In praying for provision, Rogers said, “Sometimes we need something we don’t want, and sometimes we want something we don’t need.” All the while, he said, God yearns to meet every need, but sometimes “you have not because you ask not,” Rogers said.
Concerning the pardon of the prayer, he said Christians must be absolutely certain their hearts are clean of sin, for “God would be encouraging me to sin if I had sin in my heart while I prayed.”
Since Satan has made plans to sabotage the lives of Christians and use them “sort of as pawns in the cosmic war,” Rogers said Christians must consistently pray for deliverance from sin, ahead of time, rather than after the fact. Therefore, he said, the Lord’s Prayer should not be the prayer that ends the day, but should be said first thing in the morning, as the key to the entire day.
And if Christians ever should run out of things to pray about, they can always start praising God, Rogers said, “then you’ll have an ocean to swim in,” noting the Lord’s Prayer both begins and ends with praise.
Morris H. Chapman, president of the SBC Executive Committee, also was in Houston to speak live during Fasting & Prayer ’99. He led the audience in an impromptu singing of the closing lines of the classic “Lord’s Prayer” hymn as he got up to speak Nov. 12 following one of the many prayer sessions scheduled between speakers and musicians.
In his five-minute address, Chapman spoke about what he termed the most penetrating question he was ever asked: “What is your passion?” He then asked participants not only that question, but also, “Who is your passion?”

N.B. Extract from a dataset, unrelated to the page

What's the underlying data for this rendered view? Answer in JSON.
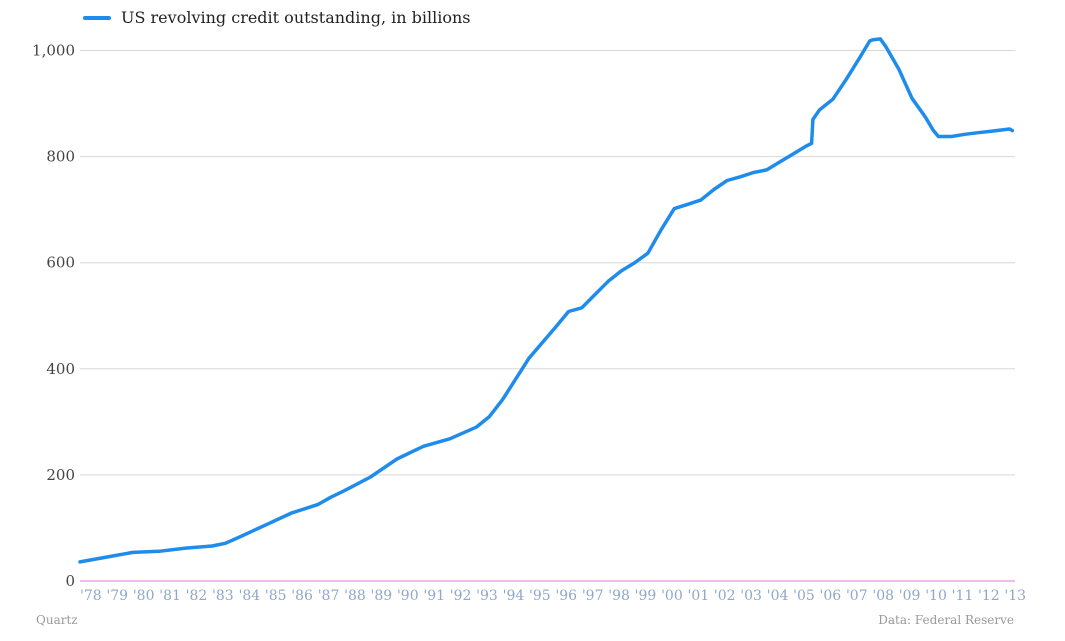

As he walked his listeners through the apostle John’s account of his vision of heaven and the end times, described in the Book of Revelation, Chapman said Christians should want Jesus Christ “to become the passion of our lives” and “a magnificent obsession.”
Chapman said the current generation “has yet to see the fire [of Pentecost] fall upon this nation.” That first occurrence of such power, he said, came after a group of men and women prayed “earnestly, expectantly, urgently” for 10 days, asking God to send his power upon them. Christians today also “have available all the power we need to shake this generation,” he said. As the tremendous growth and spread of the early church never would have happened without the initial preparation and prayer of that handful of Christians, Chapman urged Christians today to pray in the same way and not to depend on anything else.
“Regardless of how educated we may be,” Chapman said, “our efforts are still in the flesh without God’s power.”
Advertisements for the extended fast included a warning for those with health concerns to be sure to contact their physician before starting the fast.
Among other speakers during Fasting & Prayer ’99 were Bill McCartney, Kay Arthur, Dennis Rainey, Janet Parshall, John Ed Mathison, Evelyn Christenson and students from both Wedgwood Baptist Church and Columbine High School. Steve Green was the featured musician.
A recording of the event is archived at www.fastingprayer.com.